Hernando de Soto notes that the world economic transformation from tribal and feudal societies to modern market economies is unfinished. Again, from Globalization at the Crossroads:
Despite its critics, globalization has increased prosperity around the globe. Yet billions remain in poverty. “Two-thirds of the world’s population, four billion people, are locked out of globalization….”
Why “locked out”? Because migrants to these fast growing cities face regulatory barriers that lock them out of the formal legal system. They can’t get permits for the enterprises they start, and can’t get title for the property they develop into homes or apartments. But still life goes on in these arrival, or start-up, or informal cities. It is a complex story, but endlessly fascinating for development economists. Again, Globalization at the Crossroads is online, along with other similar documentaries from FreetoChoose.tv
Doug Saunder’s Arrival City includes Chinese cities, along with better known cities like Istanbul, Los Angeles, and London. The Arrival City webpage includes a video narrative of Liu Gong Li, “a sleepy village on the distant edge of Chongqing” in the mid-1990s. (How many live in and around Chongqing now? “…estimated 2013 population of 27,753,063, which includes the greater area. The city proper has an estimated population of about 9 million.”)
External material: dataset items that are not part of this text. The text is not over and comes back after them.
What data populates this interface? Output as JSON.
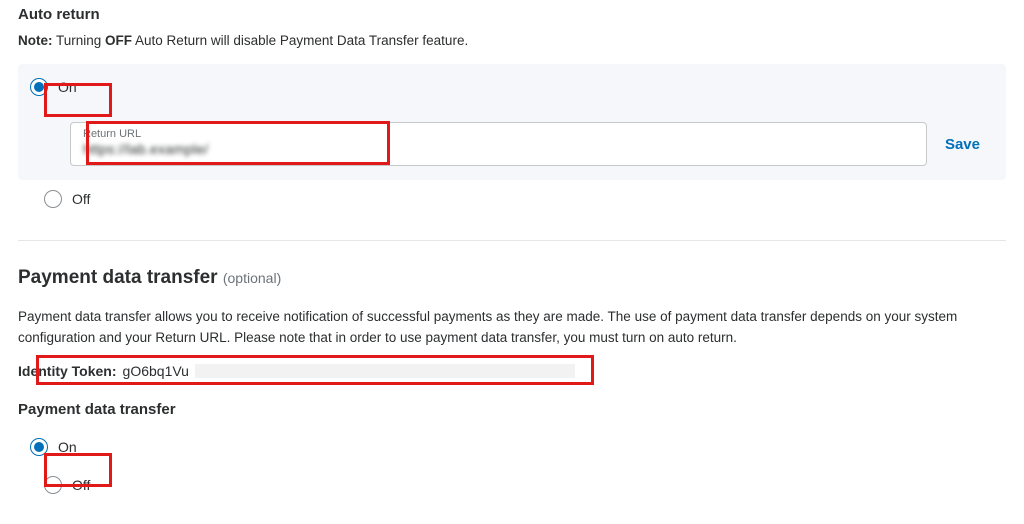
{
  "auto_return": {
    "heading": "Auto return",
    "note_label": "Note:",
    "note_prefix": " Turning ",
    "note_bold": "OFF",
    "note_suffix": " Auto Return will disable Payment Data Transfer feature.",
    "on_label": "On",
    "off_label": "Off",
    "return_url_label": "Return URL",
    "return_url_value": "https://lab.example/",
    "save_label": "Save"
  },
  "pdt": {
    "heading": "Payment data transfer",
    "optional": "(optional)",
    "description": "Payment data transfer allows you to receive notification of successful payments as they are made. The use of payment data transfer depends on your system configuration and your Return URL. Please note that in order to use payment data transfer, you must turn on auto return.",
    "token_label": "Identity Token:",
    "token_value": "gO6bq1Vu",
    "sub_heading": "Payment data transfer",
    "on_label": "On",
    "off_label": "Off"
  }
}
Much like the migration to Lima, Peru a few decades ago, or the vast migration from rural Turkey to the distant edges of Istanbul, expanding it to Europe’s largest city, Liu Gong Li appeared: “And then people began arriving here from other villages much further away to gain access to jobs in the city. They built houses here, they started businesses, none of it legal.”
INSIDE A CHINESE ARRIVAL CITY
In this multimedia presentation, Doug Saunders and photographer Sun Shaoguang take you inside Liu Gong Li, the haphazard, improvised neighbourhood on the edge of Chongqing that opens the first chapter of Arrival City, and introduce you to some of the book’s personalities.
Access to consumers in the United States and Europe have been the key drivers for foreign direct investment into enterprises in China’s established and arrival cities. Over the last couple decades hundreds of millions of Chinese have worked long hours each day to lift themselves out of poverty.
[There is much more to write… But maybe this is enough for one post. Hope everyone is as amazed as I am by these glimpses of the ongoing world migration. Astounding!]